Текст книги "Фактотум"
Автор книги: Чарльз Буковски
Жанр: Контркультура, Современная проза
Возрастные ограничения: +18
сообщить о неприемлемом содержимом
Текущая страница: 5 (всего у книги 13 страниц) [доступный отрывок для чтения: 4 страниц]
Глава 35
Спустя пару дней мы с Грейс и Лорой сидели в нашем любимом баре, и тут вошла Джерри.
– Виски, чистый, – сказала она бармену, но пить не стала. Просто сидела, смотрела на свой стакан. – Слушай, Грейс. Тебя вчера не было. И я всю ночь провела с Уилбуром.
– Ничего страшного, солнышко. У меня были дела. А старый хрыч пусть помучается и погадает, чем я таким занимаюсь, когда не хожу к нему.
– Грейс, ему было плохо. По-настояшему плохо и грустно. Генри не было. Лоры – тоже. Ему было не с кем поговорить. Я пыталась как-то ему помочь.
Этой ночью мы с Лорой гудели на вечеринке у бармена. Оттуда мы сразу поехали в бар. Я, понятное дело, еще даже не брался за либретто, а Уилбур буквально за мной охотился. Хотел, чтобы я прочитал все эти треклятые книги. А я уже очень давно ничего не читал. Принципиально.

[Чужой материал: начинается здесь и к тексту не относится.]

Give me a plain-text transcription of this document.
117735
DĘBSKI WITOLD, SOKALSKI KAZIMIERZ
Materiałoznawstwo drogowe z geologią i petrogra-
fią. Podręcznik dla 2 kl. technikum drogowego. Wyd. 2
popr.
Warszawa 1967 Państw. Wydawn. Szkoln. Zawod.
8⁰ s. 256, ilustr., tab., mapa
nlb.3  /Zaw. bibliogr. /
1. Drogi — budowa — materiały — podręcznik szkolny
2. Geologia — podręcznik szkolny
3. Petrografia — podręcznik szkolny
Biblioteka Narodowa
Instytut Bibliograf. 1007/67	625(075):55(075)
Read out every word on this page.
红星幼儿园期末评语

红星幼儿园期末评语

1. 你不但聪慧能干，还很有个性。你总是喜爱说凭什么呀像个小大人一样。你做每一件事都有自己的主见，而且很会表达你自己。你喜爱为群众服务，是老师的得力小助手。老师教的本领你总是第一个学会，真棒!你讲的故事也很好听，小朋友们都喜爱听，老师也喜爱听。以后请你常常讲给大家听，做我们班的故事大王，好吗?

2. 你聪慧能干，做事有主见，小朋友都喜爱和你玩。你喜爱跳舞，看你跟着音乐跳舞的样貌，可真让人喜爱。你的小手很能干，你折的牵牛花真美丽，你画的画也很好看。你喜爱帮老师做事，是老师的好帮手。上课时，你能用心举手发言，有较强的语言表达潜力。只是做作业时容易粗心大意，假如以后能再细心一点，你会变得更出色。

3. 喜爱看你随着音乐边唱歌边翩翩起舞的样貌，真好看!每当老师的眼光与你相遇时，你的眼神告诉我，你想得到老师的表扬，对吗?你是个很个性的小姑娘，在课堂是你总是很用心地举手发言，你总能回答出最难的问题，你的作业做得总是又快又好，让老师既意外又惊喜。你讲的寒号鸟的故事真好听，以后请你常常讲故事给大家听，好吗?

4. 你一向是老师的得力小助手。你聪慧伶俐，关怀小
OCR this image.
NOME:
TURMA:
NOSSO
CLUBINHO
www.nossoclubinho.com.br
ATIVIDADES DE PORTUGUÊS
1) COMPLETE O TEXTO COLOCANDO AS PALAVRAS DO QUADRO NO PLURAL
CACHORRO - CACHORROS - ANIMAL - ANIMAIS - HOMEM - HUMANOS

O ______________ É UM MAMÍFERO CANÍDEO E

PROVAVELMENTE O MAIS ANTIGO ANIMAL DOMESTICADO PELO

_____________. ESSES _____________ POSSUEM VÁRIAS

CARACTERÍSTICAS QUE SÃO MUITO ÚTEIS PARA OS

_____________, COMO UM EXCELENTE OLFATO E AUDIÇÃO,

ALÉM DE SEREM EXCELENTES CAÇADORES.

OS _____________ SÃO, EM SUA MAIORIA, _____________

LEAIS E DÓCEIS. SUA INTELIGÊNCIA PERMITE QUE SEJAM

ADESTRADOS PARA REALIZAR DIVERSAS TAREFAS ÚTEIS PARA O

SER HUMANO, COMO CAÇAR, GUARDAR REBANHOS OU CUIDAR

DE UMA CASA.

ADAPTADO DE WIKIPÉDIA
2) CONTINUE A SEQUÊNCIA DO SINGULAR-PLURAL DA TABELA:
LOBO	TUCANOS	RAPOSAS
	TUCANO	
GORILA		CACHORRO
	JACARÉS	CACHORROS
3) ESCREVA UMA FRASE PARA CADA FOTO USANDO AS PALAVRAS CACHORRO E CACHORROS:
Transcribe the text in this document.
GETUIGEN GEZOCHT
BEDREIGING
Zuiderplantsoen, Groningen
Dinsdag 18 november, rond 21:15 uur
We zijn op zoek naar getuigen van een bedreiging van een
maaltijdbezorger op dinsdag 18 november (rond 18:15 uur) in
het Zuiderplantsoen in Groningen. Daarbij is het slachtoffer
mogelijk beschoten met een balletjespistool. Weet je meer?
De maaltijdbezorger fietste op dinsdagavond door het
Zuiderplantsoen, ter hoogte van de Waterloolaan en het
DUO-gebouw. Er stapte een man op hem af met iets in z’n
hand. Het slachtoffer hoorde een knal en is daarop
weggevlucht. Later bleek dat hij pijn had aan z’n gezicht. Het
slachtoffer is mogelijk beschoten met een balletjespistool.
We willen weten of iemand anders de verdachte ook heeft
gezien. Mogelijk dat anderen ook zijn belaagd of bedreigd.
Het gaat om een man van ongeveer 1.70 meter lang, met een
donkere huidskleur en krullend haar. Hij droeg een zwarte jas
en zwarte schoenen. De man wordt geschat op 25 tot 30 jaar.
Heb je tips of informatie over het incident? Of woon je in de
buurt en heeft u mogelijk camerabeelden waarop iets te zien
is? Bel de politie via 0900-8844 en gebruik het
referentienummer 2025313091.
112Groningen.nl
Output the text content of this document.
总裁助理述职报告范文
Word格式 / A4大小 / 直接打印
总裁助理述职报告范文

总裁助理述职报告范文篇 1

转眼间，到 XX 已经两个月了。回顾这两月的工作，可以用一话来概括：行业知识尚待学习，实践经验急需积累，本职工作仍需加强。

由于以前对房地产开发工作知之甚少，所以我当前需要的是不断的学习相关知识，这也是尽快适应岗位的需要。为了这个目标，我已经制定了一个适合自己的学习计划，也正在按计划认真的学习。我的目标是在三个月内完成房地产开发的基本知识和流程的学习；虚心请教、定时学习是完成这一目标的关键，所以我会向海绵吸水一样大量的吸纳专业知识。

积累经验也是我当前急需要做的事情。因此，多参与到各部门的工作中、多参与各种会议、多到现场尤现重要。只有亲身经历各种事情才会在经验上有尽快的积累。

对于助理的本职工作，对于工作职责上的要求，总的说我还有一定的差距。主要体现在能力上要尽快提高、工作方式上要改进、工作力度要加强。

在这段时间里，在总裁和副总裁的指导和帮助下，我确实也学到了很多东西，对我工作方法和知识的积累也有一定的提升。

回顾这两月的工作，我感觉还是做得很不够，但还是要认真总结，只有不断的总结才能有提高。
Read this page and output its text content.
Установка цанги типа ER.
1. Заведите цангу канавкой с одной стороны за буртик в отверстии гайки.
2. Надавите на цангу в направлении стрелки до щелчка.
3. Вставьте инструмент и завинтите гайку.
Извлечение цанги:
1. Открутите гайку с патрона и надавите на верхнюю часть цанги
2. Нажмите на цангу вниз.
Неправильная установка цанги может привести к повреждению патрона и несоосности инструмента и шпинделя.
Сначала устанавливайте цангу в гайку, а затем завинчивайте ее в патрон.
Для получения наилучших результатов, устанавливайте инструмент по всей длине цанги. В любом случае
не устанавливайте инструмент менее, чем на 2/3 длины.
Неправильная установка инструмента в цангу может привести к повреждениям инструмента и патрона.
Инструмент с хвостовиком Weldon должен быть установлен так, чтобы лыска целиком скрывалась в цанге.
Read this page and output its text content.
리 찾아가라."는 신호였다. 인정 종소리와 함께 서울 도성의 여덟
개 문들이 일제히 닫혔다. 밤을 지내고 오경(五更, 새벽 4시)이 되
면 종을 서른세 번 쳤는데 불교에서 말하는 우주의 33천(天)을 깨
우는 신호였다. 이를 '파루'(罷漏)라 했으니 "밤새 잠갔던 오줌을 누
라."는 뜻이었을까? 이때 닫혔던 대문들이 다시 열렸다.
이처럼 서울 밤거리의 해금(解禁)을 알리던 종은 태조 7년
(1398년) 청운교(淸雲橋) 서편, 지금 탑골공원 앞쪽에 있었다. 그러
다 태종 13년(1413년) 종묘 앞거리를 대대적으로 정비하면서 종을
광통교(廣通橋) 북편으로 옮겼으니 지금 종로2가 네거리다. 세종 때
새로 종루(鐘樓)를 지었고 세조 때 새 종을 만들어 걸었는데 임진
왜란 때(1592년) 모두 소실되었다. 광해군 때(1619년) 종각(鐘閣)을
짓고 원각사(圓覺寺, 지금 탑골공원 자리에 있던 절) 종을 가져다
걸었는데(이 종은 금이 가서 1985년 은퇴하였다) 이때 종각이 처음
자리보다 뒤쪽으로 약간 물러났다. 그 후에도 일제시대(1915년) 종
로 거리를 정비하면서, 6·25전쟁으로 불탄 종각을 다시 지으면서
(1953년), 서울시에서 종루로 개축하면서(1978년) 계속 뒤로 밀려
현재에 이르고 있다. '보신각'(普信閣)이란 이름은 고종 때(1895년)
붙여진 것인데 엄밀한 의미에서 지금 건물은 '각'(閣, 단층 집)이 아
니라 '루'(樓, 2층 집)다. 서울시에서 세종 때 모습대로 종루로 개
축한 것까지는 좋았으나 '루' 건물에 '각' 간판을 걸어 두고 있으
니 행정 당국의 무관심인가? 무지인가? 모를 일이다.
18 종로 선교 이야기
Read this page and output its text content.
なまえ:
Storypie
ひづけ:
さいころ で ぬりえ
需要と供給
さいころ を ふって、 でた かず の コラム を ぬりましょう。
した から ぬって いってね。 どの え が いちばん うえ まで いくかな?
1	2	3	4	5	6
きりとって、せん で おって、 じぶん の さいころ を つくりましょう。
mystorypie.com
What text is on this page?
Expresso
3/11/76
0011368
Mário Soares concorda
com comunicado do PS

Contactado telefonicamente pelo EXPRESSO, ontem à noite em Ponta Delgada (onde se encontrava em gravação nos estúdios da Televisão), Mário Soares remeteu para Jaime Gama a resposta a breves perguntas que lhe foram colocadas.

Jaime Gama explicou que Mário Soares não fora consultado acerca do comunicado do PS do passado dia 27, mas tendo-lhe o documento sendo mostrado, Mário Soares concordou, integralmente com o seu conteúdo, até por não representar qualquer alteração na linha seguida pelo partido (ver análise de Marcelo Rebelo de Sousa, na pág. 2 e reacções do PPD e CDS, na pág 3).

– Он напился до полной отключки. Пил чистую водку. Вообще ничем не разбавлял. И все спрашивал, где ты, Грейс.
– Наверное, это любовь, – сказала Грейс.
Джерри все-таки выпила виски и заказала еще.
– Мне не понравилось, что он так много пьет, – сказала она. – И когда он отключился, я потихоньку взяла бутылку, вылила часть водки и долила водой. Но он уже выпил немерено. Я пыталась уложить его в постель…
– Да? – спросила Грейс.
– Я пыталась уложить его в постель, но он никак не хотел ложиться. Он был вообще невменяемый, весь такой возбужденный, и мне пришлось пить. Если бы я не пила, я бы просто не выдержала. А потом мне стало сонно, и я пошла спать. А он остался сидеть в гостиной со своей водкой.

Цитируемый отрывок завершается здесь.